美唄と舟形の冷たい叡智──雪氷冷熱の家々と再生の風景(北海道美唄市・山形県舟形町/2003年5月)
2003年5月の日本。環境の声がますます強く響きはじめたこの時代に、「雪で家を冷やす」という一風変わった、しかし美しい取り組みが北国の小さな町で始まっていた。それは、ただの建築技術の導入ではなかった。地方が抱える過疎や資源の偏在、そして社会全体が直面する環境問題や健康不安に、静かに、しかし力強く応答するような動きだった。
北海道美唄市。かつて炭鉱で栄え、今は雪に沈むように静まるこの地で、「哭貝自然エネルギー研究会」は動き出した。彼らが生み出したのは、世界初の雪冷房マンション「ウエストパレス」。冬に降り積もった雪を貯雪庫に保管し、夏にその冷気を冷房として利用する仕組みだ。電力を大きく削減しながら、ランニングコストは一般的な冷房の約6割。加えてその冷たさは優しく、風を起こさず、除湿によってシックハウス症候群の予防にもつながる。機械音もなく、自然が住まいの一部となるその静けさには、どこか人の体にも心にも寄り添う配慮があった。

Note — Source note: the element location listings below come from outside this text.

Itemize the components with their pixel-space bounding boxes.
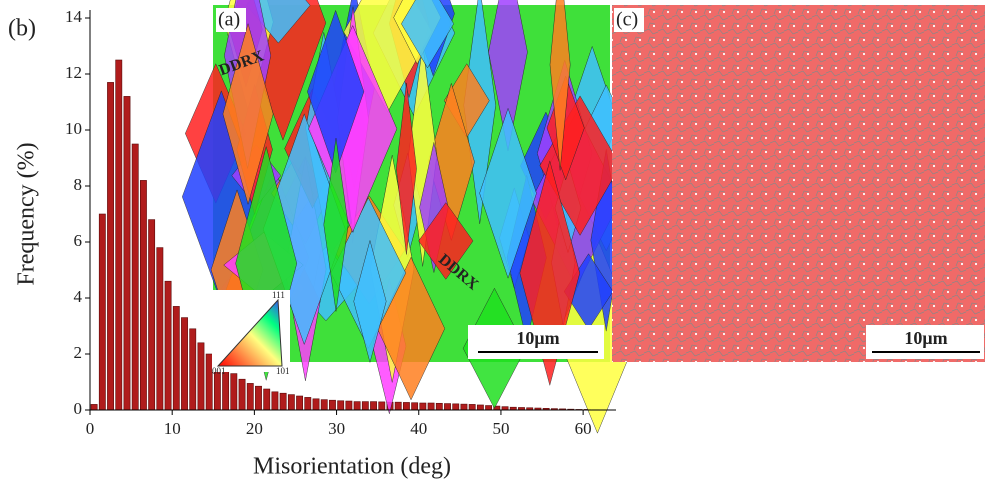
y-tick-label: 2 [74, 343, 83, 362]
bar [502, 407, 508, 410]
y-tick-label: 8 [74, 175, 83, 194]
bar [395, 402, 401, 410]
bar [107, 82, 113, 410]
bar [354, 402, 360, 410]
bar [116, 60, 122, 410]
bar [239, 379, 245, 410]
bar [428, 403, 434, 410]
panel-a-label: (a) [218, 9, 240, 31]
bar [296, 396, 302, 410]
bar [157, 248, 163, 410]
bar [370, 402, 376, 410]
bar [420, 403, 426, 410]
bar [321, 400, 327, 410]
bar [132, 144, 138, 410]
bar [412, 403, 418, 410]
scale-label: 10μm [516, 328, 559, 348]
bar [338, 401, 344, 410]
bar [149, 220, 155, 410]
bar [247, 383, 253, 410]
panel-c-label: (c) [616, 9, 638, 31]
x-axis-title: Misorientation (deg) [253, 454, 451, 480]
bar [379, 402, 385, 410]
bar [403, 402, 409, 410]
bar [346, 401, 352, 410]
bar [362, 402, 368, 410]
bar [453, 404, 459, 410]
bar [140, 180, 146, 410]
bar [198, 343, 204, 410]
x-tick-label: 0 [86, 419, 95, 438]
y-tick-label: 10 [65, 119, 82, 138]
bar [165, 281, 171, 410]
x-tick-label: 10 [164, 419, 181, 438]
ebsd-map-c [612, 5, 985, 362]
x-tick-label: 60 [575, 419, 592, 438]
bar [313, 399, 319, 410]
ipf-label: 101 [276, 366, 290, 376]
y-tick-label: 14 [65, 7, 83, 26]
bar [329, 400, 335, 410]
y-tick-label: 6 [74, 231, 83, 250]
bar [181, 318, 187, 410]
bar [288, 395, 294, 410]
x-tick-label: 40 [410, 419, 427, 438]
bar [444, 404, 450, 410]
panel-label: (b) [8, 16, 36, 42]
bar [173, 306, 179, 410]
bar [91, 404, 97, 410]
bar [469, 404, 475, 410]
bar [231, 374, 237, 410]
bar [272, 392, 278, 410]
bar [99, 214, 105, 410]
bar [264, 389, 270, 410]
ipf-label: 111 [272, 290, 285, 300]
y-tick-label: 4 [74, 287, 83, 306]
x-tick-label: 50 [492, 419, 509, 438]
bar [461, 404, 467, 410]
ipf-label: 001 [212, 366, 226, 376]
scale-label: 10μm [904, 328, 947, 348]
bar [305, 397, 311, 410]
y-axis-title: Frequency (%) [14, 142, 40, 285]
bar [485, 406, 491, 410]
bar [280, 393, 286, 410]
y-tick-label: 0 [74, 399, 83, 418]
bar [206, 354, 212, 410]
bar [124, 96, 130, 410]
bar [255, 386, 261, 410]
bar [477, 405, 483, 410]
y-tick-label: 12 [65, 63, 82, 82]
figure: (b) Misorientation (deg) Frequency (%) (… [0, 0, 990, 486]
bar [436, 403, 442, 410]
x-tick-label: 20 [246, 419, 263, 438]
bar [190, 329, 196, 410]
x-tick-label: 30 [328, 419, 345, 438]
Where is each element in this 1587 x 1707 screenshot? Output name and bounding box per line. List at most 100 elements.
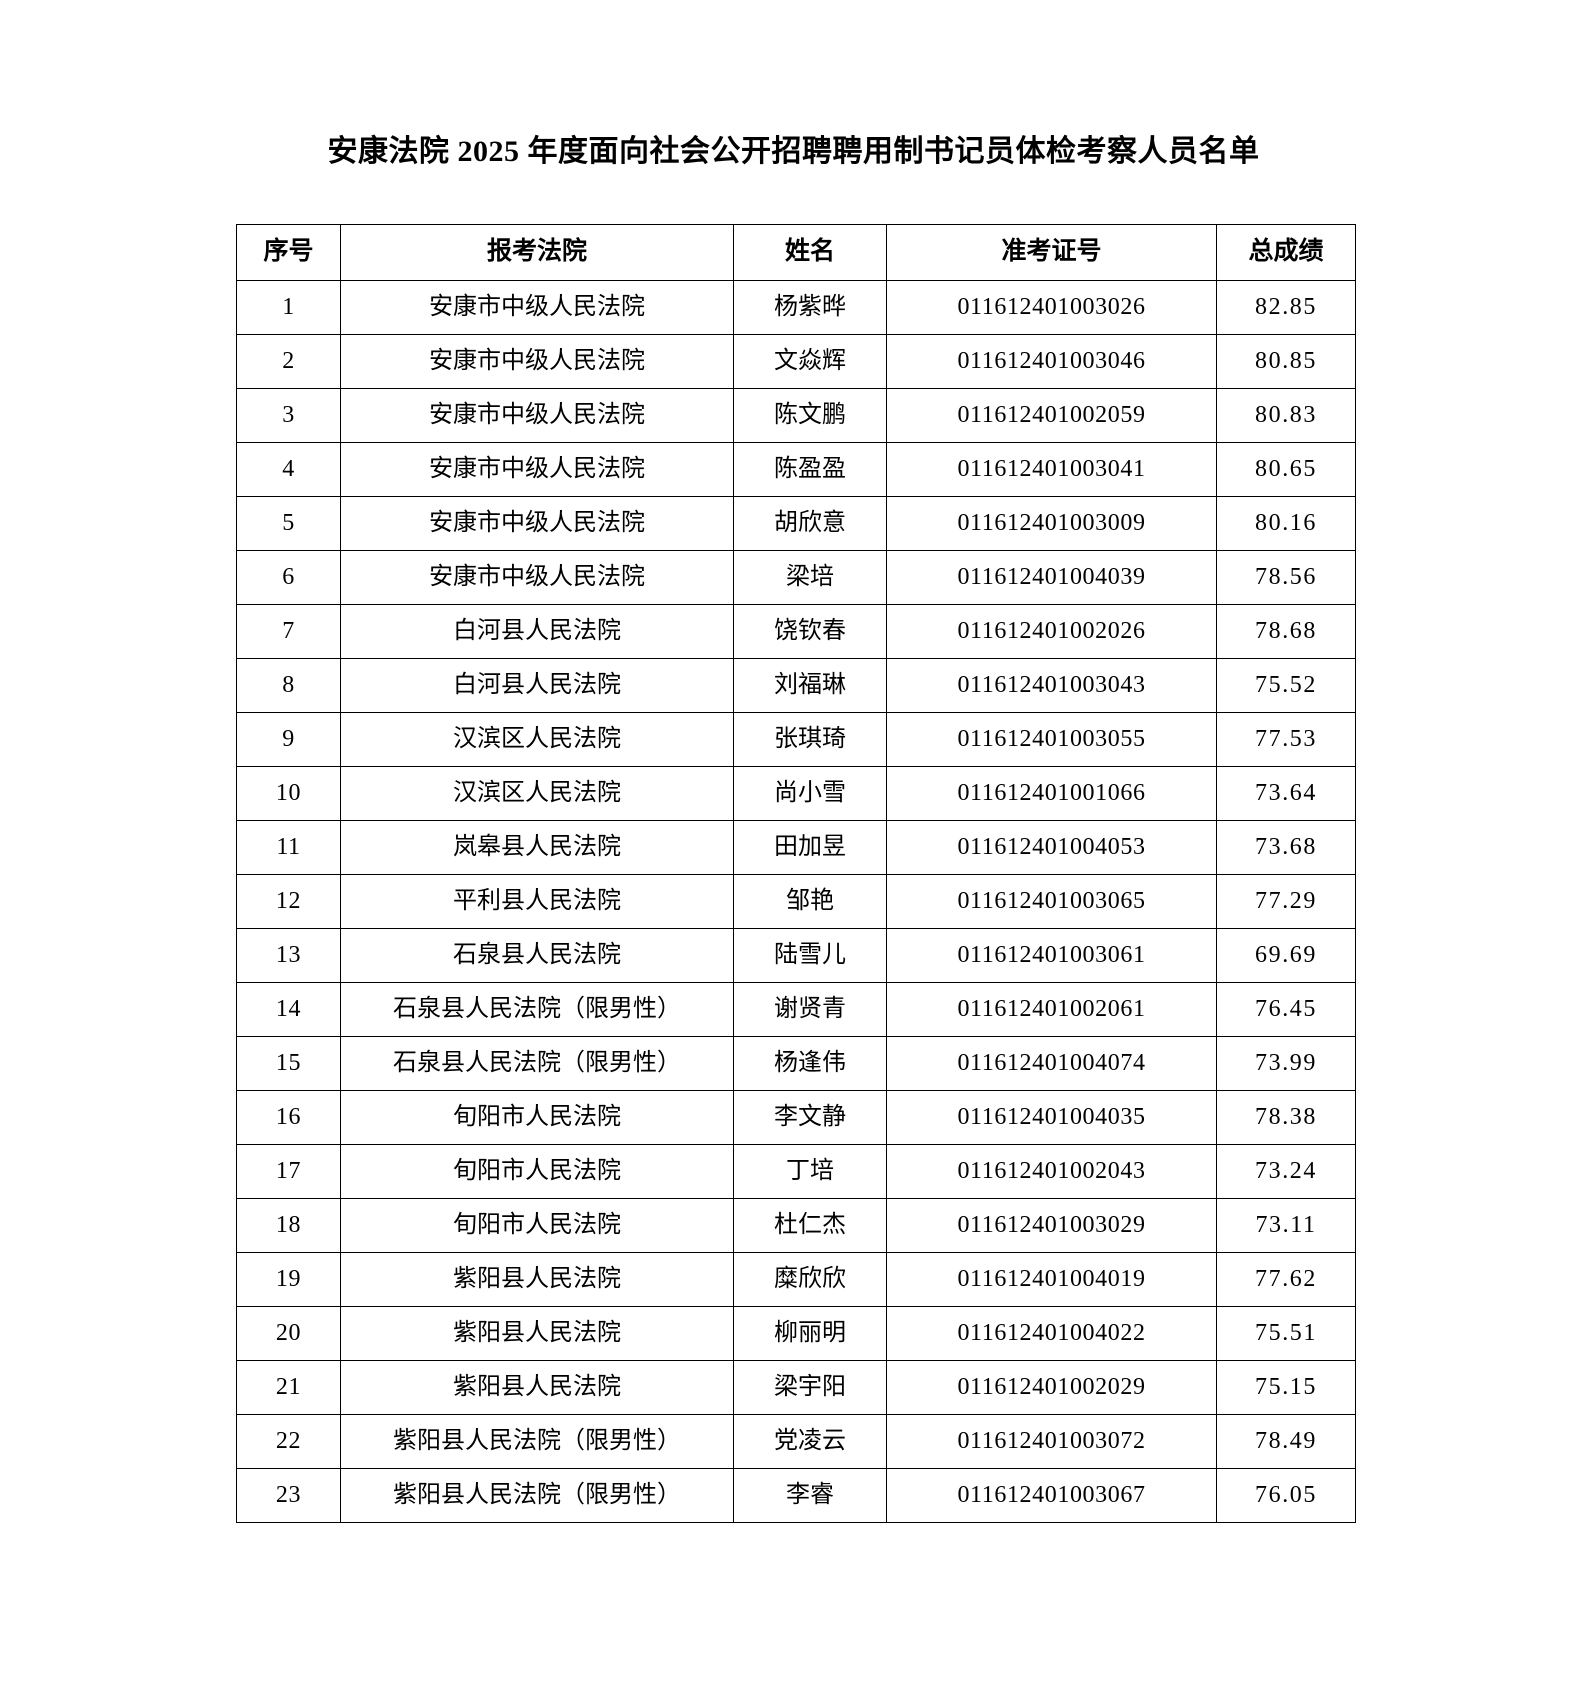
page-title: 安康法院 2025 年度面向社会公开招聘聘用制书记员体检考察人员名单: [327, 135, 1260, 168]
cell-admission-number: 011612401003043: [886, 658, 1217, 713]
cell-name: 陆雪儿: [733, 928, 887, 983]
cell-court: 紫阳县人民法院: [340, 1360, 734, 1415]
cell-index: 2: [236, 334, 341, 389]
cell-admission-number: 011612401003009: [886, 496, 1217, 551]
cell-index: 5: [236, 496, 341, 551]
table-row: 13 石泉县人民法院 陆雪儿 011612401003061 69.69: [236, 928, 1356, 983]
cell-name: 谢贤青: [733, 982, 887, 1037]
cell-court: 汉滨区人民法院: [340, 766, 734, 821]
cell-total-score: 75.15: [1216, 1360, 1356, 1415]
cell-total-score: 73.68: [1216, 820, 1356, 875]
cell-total-score: 77.29: [1216, 874, 1356, 929]
cell-total-score: 78.38: [1216, 1090, 1356, 1145]
cell-admission-number: 011612401003067: [886, 1468, 1217, 1523]
cell-court: 白河县人民法院: [340, 604, 734, 659]
column-header-court: 报考法院: [340, 224, 734, 281]
cell-index: 22: [236, 1414, 341, 1469]
cell-admission-number: 011612401002029: [886, 1360, 1217, 1415]
cell-court: 安康市中级人民法院: [340, 388, 734, 443]
table-header: 序号 报考法院 姓名 准考证号 总成绩: [236, 224, 1356, 281]
cell-admission-number: 011612401003065: [886, 874, 1217, 929]
cell-total-score: 78.56: [1216, 550, 1356, 605]
table-row: 18 旬阳市人民法院 杜仁杰 011612401003029 73.11: [236, 1198, 1356, 1253]
table-row: 11 岚皋县人民法院 田加昱 011612401004053 73.68: [236, 820, 1356, 875]
cell-name: 梁培: [733, 550, 887, 605]
cell-index: 16: [236, 1090, 341, 1145]
cell-admission-number: 011612401003029: [886, 1198, 1217, 1253]
cell-index: 9: [236, 712, 341, 767]
cell-total-score: 76.05: [1216, 1468, 1356, 1523]
cell-index: 8: [236, 658, 341, 713]
cell-index: 21: [236, 1360, 341, 1415]
cell-total-score: 80.85: [1216, 334, 1356, 389]
cell-index: 20: [236, 1306, 341, 1361]
table-row: 9 汉滨区人民法院 张琪琦 011612401003055 77.53: [236, 712, 1356, 767]
cell-admission-number: 011612401002059: [886, 388, 1217, 443]
cell-total-score: 80.83: [1216, 388, 1356, 443]
table-row: 12 平利县人民法院 邹艳 011612401003065 77.29: [236, 874, 1356, 929]
cell-name: 陈盈盈: [733, 442, 887, 497]
cell-name: 杨逢伟: [733, 1036, 887, 1091]
cell-name: 党凌云: [733, 1414, 887, 1469]
cell-admission-number: 011612401003041: [886, 442, 1217, 497]
table-row: 2 安康市中级人民法院 文焱辉 011612401003046 80.85: [236, 334, 1356, 389]
cell-name: 柳丽明: [733, 1306, 887, 1361]
cell-admission-number: 011612401002043: [886, 1144, 1217, 1199]
cell-total-score: 76.45: [1216, 982, 1356, 1037]
table-body: 1 安康市中级人民法院 杨紫晔 011612401003026 82.85 2 安康市中级人…: [236, 280, 1356, 1523]
cell-index: 3: [236, 388, 341, 443]
cell-total-score: 78.49: [1216, 1414, 1356, 1469]
cell-court: 紫阳县人民法院: [340, 1306, 734, 1361]
cell-index: 10: [236, 766, 341, 821]
cell-court: 紫阳县人民法院（限男性）: [340, 1414, 734, 1469]
cell-court: 汉滨区人民法院: [340, 712, 734, 767]
cell-admission-number: 011612401004022: [886, 1306, 1217, 1361]
cell-court: 平利县人民法院: [340, 874, 734, 929]
column-header-index: 序号: [236, 224, 341, 281]
cell-court: 安康市中级人民法院: [340, 442, 734, 497]
table-row: 7 白河县人民法院 饶钦春 011612401002026 78.68: [236, 604, 1356, 659]
cell-court: 石泉县人民法院（限男性）: [340, 982, 734, 1037]
roster-table: 序号 报考法院 姓名 准考证号 总成绩 1 安康市中级人民法院 杨紫晔 0116124…: [236, 224, 1356, 1523]
cell-name: 李文静: [733, 1090, 887, 1145]
table-row: 10 汉滨区人民法院 尚小雪 011612401001066 73.64: [236, 766, 1356, 821]
table-row: 8 白河县人民法院 刘福琳 011612401003043 75.52: [236, 658, 1356, 713]
table-row: 1 安康市中级人民法院 杨紫晔 011612401003026 82.85: [236, 280, 1356, 335]
cell-admission-number: 011612401003026: [886, 280, 1217, 335]
cell-total-score: 78.68: [1216, 604, 1356, 659]
cell-total-score: 69.69: [1216, 928, 1356, 983]
table-row: 4 安康市中级人民法院 陈盈盈 011612401003041 80.65: [236, 442, 1356, 497]
cell-name: 尚小雪: [733, 766, 887, 821]
table-row: 16 旬阳市人民法院 李文静 011612401004035 78.38: [236, 1090, 1356, 1145]
cell-admission-number: 011612401003061: [886, 928, 1217, 983]
table-row: 19 紫阳县人民法院 糜欣欣 011612401004019 77.62: [236, 1252, 1356, 1307]
cell-index: 11: [236, 820, 341, 875]
cell-total-score: 73.64: [1216, 766, 1356, 821]
column-header-name: 姓名: [733, 224, 887, 281]
cell-court: 旬阳市人民法院: [340, 1144, 734, 1199]
cell-name: 梁宇阳: [733, 1360, 887, 1415]
cell-admission-number: 011612401003055: [886, 712, 1217, 767]
cell-admission-number: 011612401002026: [886, 604, 1217, 659]
cell-name: 李睿: [733, 1468, 887, 1523]
cell-court: 安康市中级人民法院: [340, 550, 734, 605]
cell-total-score: 75.52: [1216, 658, 1356, 713]
cell-index: 23: [236, 1468, 341, 1523]
cell-index: 13: [236, 928, 341, 983]
cell-admission-number: 011612401004074: [886, 1036, 1217, 1091]
table-row: 17 旬阳市人民法院 丁培 011612401002043 73.24: [236, 1144, 1356, 1199]
cell-court: 安康市中级人民法院: [340, 280, 734, 335]
cell-name: 杨紫晔: [733, 280, 887, 335]
cell-total-score: 75.51: [1216, 1306, 1356, 1361]
cell-name: 胡欣意: [733, 496, 887, 551]
cell-index: 15: [236, 1036, 341, 1091]
cell-court: 旬阳市人民法院: [340, 1090, 734, 1145]
cell-index: 7: [236, 604, 341, 659]
cell-name: 田加昱: [733, 820, 887, 875]
cell-total-score: 73.24: [1216, 1144, 1356, 1199]
cell-court: 石泉县人民法院（限男性）: [340, 1036, 734, 1091]
cell-total-score: 80.16: [1216, 496, 1356, 551]
cell-index: 6: [236, 550, 341, 605]
table-row: 6 安康市中级人民法院 梁培 011612401004039 78.56: [236, 550, 1356, 605]
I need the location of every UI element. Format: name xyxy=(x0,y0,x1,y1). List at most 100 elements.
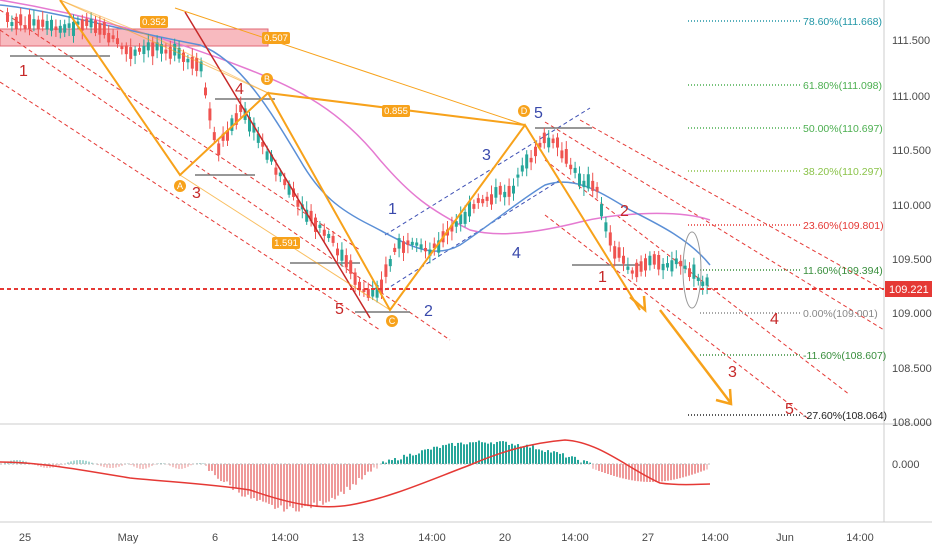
candle-body xyxy=(419,244,423,249)
ma-fast-blue[interactable] xyxy=(0,4,711,266)
candle-body xyxy=(415,242,419,246)
candle-body xyxy=(6,12,9,22)
candle-body xyxy=(520,165,524,172)
candle-body xyxy=(538,142,542,148)
wave-label-red-5b: 5 xyxy=(785,401,794,418)
histogram-bar xyxy=(691,464,693,475)
histogram-bar xyxy=(598,464,600,471)
wave-label-blue-4: 4 xyxy=(512,245,521,262)
macd-histogram[interactable] xyxy=(4,440,708,512)
histogram-bar xyxy=(262,464,264,502)
wave-label-blue-1: 1 xyxy=(388,201,397,218)
horizontal-markers[interactable] xyxy=(10,55,640,313)
histogram-bar xyxy=(547,450,549,464)
candle-body xyxy=(485,196,489,201)
histogram-bar xyxy=(310,464,312,509)
histogram-bar xyxy=(172,464,174,468)
histogram-bar xyxy=(4,462,6,464)
fib-level[interactable]: 50.00%(110.697) xyxy=(688,123,883,135)
candle-body xyxy=(410,241,414,245)
candle-body xyxy=(256,133,260,143)
histogram-bar xyxy=(208,464,210,471)
histogram-bar xyxy=(664,464,666,482)
histogram-bar xyxy=(499,441,501,464)
time-tick-label: 14:00 xyxy=(418,532,446,544)
candle-body xyxy=(76,21,80,25)
candle-body xyxy=(318,224,322,228)
candle-body xyxy=(529,157,533,163)
candle-body xyxy=(265,151,269,160)
histogram-bar xyxy=(529,447,531,464)
histogram-bar xyxy=(481,442,483,464)
highlight-ellipse[interactable] xyxy=(682,231,702,309)
histogram-bar xyxy=(619,464,621,478)
fib-level[interactable]: 78.60%(111.668) xyxy=(688,16,882,28)
histogram-bar xyxy=(532,445,534,464)
candle-body xyxy=(701,281,705,287)
histogram-bar xyxy=(358,464,360,478)
candle-body xyxy=(648,255,652,266)
wave-label-red-1a: 1 xyxy=(19,63,28,80)
impulse-line[interactable] xyxy=(184,11,371,319)
candle-body xyxy=(327,233,331,239)
candle-body xyxy=(573,167,577,173)
histogram-bar xyxy=(403,454,405,464)
fib-level-label: 50.00%(110.697) xyxy=(803,123,883,135)
histogram-bar xyxy=(565,457,567,464)
histogram-bar xyxy=(226,464,228,482)
histogram-bar xyxy=(466,444,468,464)
histogram-bar xyxy=(643,464,645,482)
histogram-bar xyxy=(232,464,234,491)
candle-body xyxy=(459,214,463,225)
price-axis[interactable]: 111.500 111.000 110.500 110.000 109.500 109.0… xyxy=(892,35,932,429)
histogram-bar xyxy=(439,447,441,464)
candle-body xyxy=(111,35,115,39)
histogram-bar xyxy=(514,445,516,464)
candle-body xyxy=(155,42,159,51)
fib-level-label: 0.00%(109.001) xyxy=(803,308,878,320)
histogram-bar xyxy=(613,464,615,476)
histogram-bar xyxy=(418,453,420,464)
candle-body xyxy=(617,247,621,258)
fib-level[interactable]: 11.60%(109.394) xyxy=(700,265,883,277)
histogram-bar xyxy=(538,449,540,464)
price-tick-label: 111.000 xyxy=(892,91,930,103)
fan-line[interactable] xyxy=(174,7,526,126)
time-tick-label: 14:00 xyxy=(561,532,589,544)
signal-line-red[interactable] xyxy=(0,439,711,508)
rising-channel[interactable] xyxy=(384,107,591,291)
fib-level[interactable]: 61.80%(111.098) xyxy=(688,80,882,92)
candle-body xyxy=(199,61,203,72)
candle-body xyxy=(635,262,639,278)
candle-body xyxy=(542,132,546,144)
histogram-bar xyxy=(541,450,543,464)
candle-body xyxy=(314,217,317,232)
projection-arrow[interactable] xyxy=(629,295,733,406)
fib-level[interactable]: 23.60%(109.801) xyxy=(688,220,884,232)
time-axis[interactable]: 25 May 6 14:00 13 14:00 20 14:00 27 14:00 Jun 14:00 xyxy=(19,532,874,544)
histogram-bar xyxy=(175,464,177,469)
histogram-bar xyxy=(283,464,285,512)
svg-text:0.352: 0.352 xyxy=(142,17,166,28)
fib-level[interactable]: -11.60%(108.607) xyxy=(700,350,886,362)
fib-level[interactable]: -27.60%(108.064) xyxy=(688,410,887,422)
histogram-bar xyxy=(301,464,303,508)
histogram-bar xyxy=(211,464,213,471)
candlestick-series[interactable] xyxy=(6,7,709,303)
candle-body xyxy=(19,14,23,26)
candle-body xyxy=(600,204,603,217)
candle-body xyxy=(657,254,661,270)
candle-body xyxy=(639,261,643,272)
candle-body xyxy=(278,172,282,177)
fib-level[interactable]: 38.20%(110.297) xyxy=(688,166,883,178)
fib-level[interactable]: 0.00%(109.001) xyxy=(700,308,878,320)
histogram-bar xyxy=(427,448,429,464)
candle-body xyxy=(494,187,498,198)
candle-body xyxy=(80,19,84,31)
candle-body xyxy=(142,45,146,55)
candle-body xyxy=(525,154,529,169)
point-a: A xyxy=(174,180,186,192)
histogram-bar xyxy=(508,445,510,464)
histogram-bar xyxy=(433,446,435,464)
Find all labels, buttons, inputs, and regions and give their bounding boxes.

その思想は山形県舟形町にも届いていた。沼澤工務店が手がけたのは、雪冷房と輻射システムを組み合わせた「エコ環境住宅」。壁や床に水を循環させて放射冷却を行い、やわらかく室温を下げる。機械が生む風とは違う、冷気の気配だけが静かに居住空間に満ちていく。暑さをねじ伏せるのではなく、暑さと共に静かに過ごす知恵。そのやさしさは、住む人の心をも冷やしてくれるようだった。
こうした挑戦は、ただの技術導入ではない。地方の気候という「負」を「資源」と見なす視点。都会の大量消費型の生活から距離を置き、地域の風土と共に暮らすという哲学。そして、エネルギーだけでなく、人間の身体感覚や精神の安らぎをも取り戻そうとする意志がそこにはあった。特に、当時問題となっていたシックハウス症候群――建材から発せられる化学物質によって、体調を崩す住まいが続出していたこの社会的背景を思えば、雪氷冷熱の住宅は、静かで確かな回答を提示していた。
導入にあたっては課題もあった。貯雪庫の設置、建築スペースの確保、そして融解水の処理。けれど、これらは地域のゼネコンや設計会社、自治体、大学などが連携することで一つ一つ乗り越えられた。「地元の力」で支えられた建築は、決して派手ではないが、息の長い持続性を感じさせる。
また当時、日本全国で「再生可能エネルギー」という言葉は徐々に広まりつつあったが、その実態はまだ太陽光や風力など、大企業や大規模設備が主導する領域に限られていた。そうした中で、雪――人にとって日常的な自然物が、エネルギー資源として評価され、利用されるという発想は、まさに地方ならではの視点だった。
こうした取り組みの根底にあるのは、「冷たさ」は不快なものではなく、暮らしをやさしく包むこともできるという感覚だ。雪は冷たく、だが、優しい。過酷な自然条件のなかで暮らしてきた人々の知恵と工夫が、この冷気のなかに込められている。そして、こうした試みが地方から発信されたという事実は、日本という国が、エネルギーの未来を考えるうえで見過ごしてはならない風景である。
雪を敵とせず、味方とする。その暮らし方は、今なお続いている。そして、今後の気候変動時代にこそ、ふたたび再評価される日が来るかもしれない。あの日、北国で生まれた「冷たくて優しい家」は、時代を越えて静かに語りかけてくる。